O professor lembra que durante a década de 70, houve mais clareza sobre esta política de inclusão, no entanto, não foi levada adiante. Uma época, segundo ele, em que a própria Funai permitia a entrada de colonos nas reservas para ensinar a plantar soja.
“O governo precisa ter uma definição sobre a identidade deste índio. Eles estão buscando terra para a sobrevivência ou pelos seus ancestrais? É uma questão de sobrevivência ou cultural? A primeira opção me parece a mais provável. Tendo clareza sobre isso, fica mais fácil definir a quantidade de terra e o local a ser destinado para os índios acampados na região” comenta.

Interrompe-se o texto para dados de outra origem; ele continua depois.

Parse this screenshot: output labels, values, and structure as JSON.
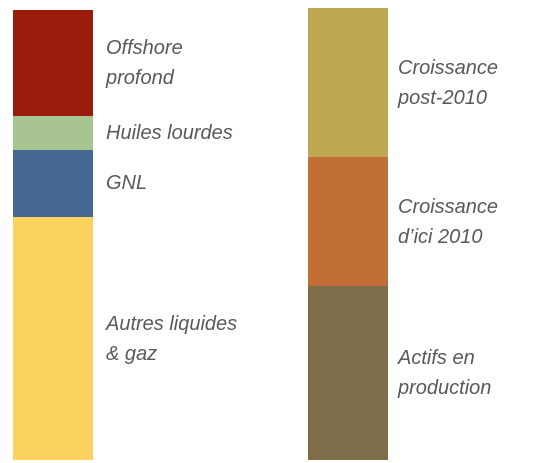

A segunda questão observada por Tedesco ao analisar os conflitos agrários no norte do RS, é o que ele define como ‘ambiguidade jurídica’ possibilitada pelo artigo 231 da Constituição Federal de 1988, o qual garantiu o direito indígena sobre terras tradicionalmente ocupadas por eles. Com base neste artigo, afirma, a Funai e o Ministério da Justiça passaram a receber as demandas indígenas de identificação e demarcação de áreas de terras, que supostamente seriam por direito dos índios, e que são ocupadas por agricultores familiares.


“Este artigo é muito abrangente. Ele corrigiu equívocos do passado, quando índios foram expulsos de suas reservas em função de determinadas políticas públicas. As reservas foram preservadas, algumas recuperaram seu território inicial. São locais onde houve deliberadamente agrupamento de índios, com memorialidade, cemitérios, ancestralidade e raízes históricas. No entanto, abriu brechas para se pleitear áreas em que ocorreram apenas agrupamentos de índios. Há uma pré-disposição jurídica para contemplar estas situações. É preciso fazer um adendo neste artigo e deixá-lo mais claro” analisa o professor. Atualmente são 13 áreas em disputa na região.

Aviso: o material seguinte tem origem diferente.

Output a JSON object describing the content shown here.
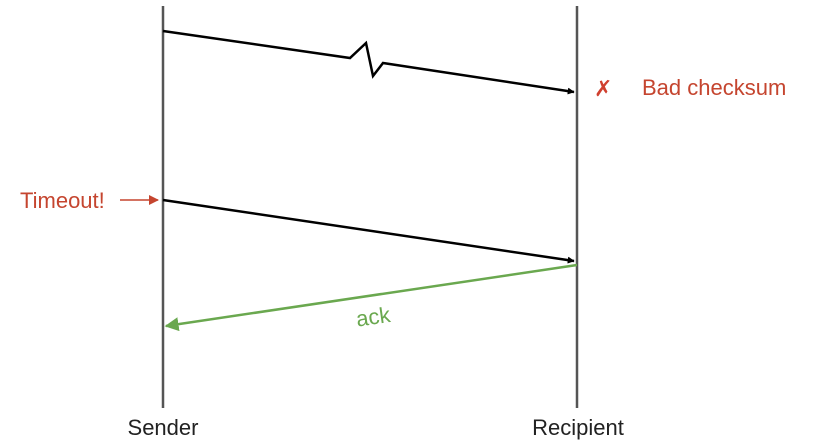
{
  "participants": {
    "sender": "Sender",
    "recipient": "Recipient"
  },
  "annotations": {
    "bad_checksum": "Bad checksum",
    "bad_checksum_mark": "✗",
    "timeout": "Timeout!",
    "ack": "ack"
  },
  "messages": [
    {
      "id": "corrupted-data",
      "from": "sender",
      "to": "recipient",
      "corrupted": true
    },
    {
      "id": "retransmitted-data",
      "from": "sender",
      "to": "recipient",
      "corrupted": false
    },
    {
      "id": "ack",
      "from": "recipient",
      "to": "sender",
      "label": "ack"
    }
  ],
  "colors": {
    "line": "#555555",
    "arrow": "#000000",
    "error": "#c5452f",
    "ack": "#6aa84f"
  }
}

A respeito da terceira questão relacionada com o conflito, Tedesco chama a atenção para a polarização do debate. De um lado, representantes de partidos políticos de esquerda, juntamente com alguns setores da igreja, buscam uma espécie de reparação aos índios pelo fato de terem sido excluídos das políticas públicas em determinados períodos da história. Do outro, grupos radicalmente contra, com uma visão equivocada sobre a questão indígena. “É um embate, um simbolismo que gera realidade, exclusão e confrontos, como o que aconteceu em Faxinalzinho” observa.